In the office are two sergeants, two superintendents and a colonel who were having a bit of a tough time dealing with two suspicious looking lesbian females.

He asked us – as women- to help bridge the apparent communication gap they where having with these two women, who were sticking to a script like impromptu actors.

The situation – which I am not at liberty to publish – was hilarious. These women felt the male police were not understanding things from their point of view – needless to say – the police where right.

I realized one thing yesterday. It is very easy to spot a liar. Even a seasoned one. People have nervous ticks about them – however subtle- that give them away. The trick is to identify what they are very soon and focus on what the person is telling you, without using any words.

Be that as it may, I realized I am too snarky to be a go-between. I also find humor in the most awkward situations – which would make for a terrible “go-between”.

Anyhoo…wish me luck…x

Don’t talk to me – Talk to my lawyer!

Doing this feature has taught me things I never knew about legal proceedings.

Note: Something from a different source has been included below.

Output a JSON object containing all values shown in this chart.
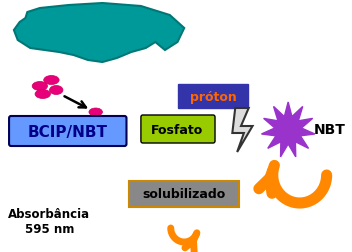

It is so easy to lie down and take what ever is handed to you by the powers that be – be it the police, the lawyers, one’s superiors. But when one really thinks about it, one doesn’t have to if one knows their rights.

Of course in this day and age when corruption is high its difficult to stand one’s ground. Its much easier to keep your head down and out of trouble. But sometimes its good to ask questions – the right questions.

My attorney friend told me he could not wait to read my story because he hopes to find out what the resolution is. And I told him – “I’m afraid there wont be a resolution this time around. I just hope to get people asking the right questions.”

So many injustices go by unchallenged – things that don’t even need a brain surgeon!.

Sometimes all that is needed is someone asking why. And asking the right people.

After interviewing these two attorneys I realized that sometimes I gave in when I was clearly in the right. Just because I do not want issues.

Well not anymore. I hope to have cemented a close enough relationship that if I get in trouble, they can take on my case pro-bono.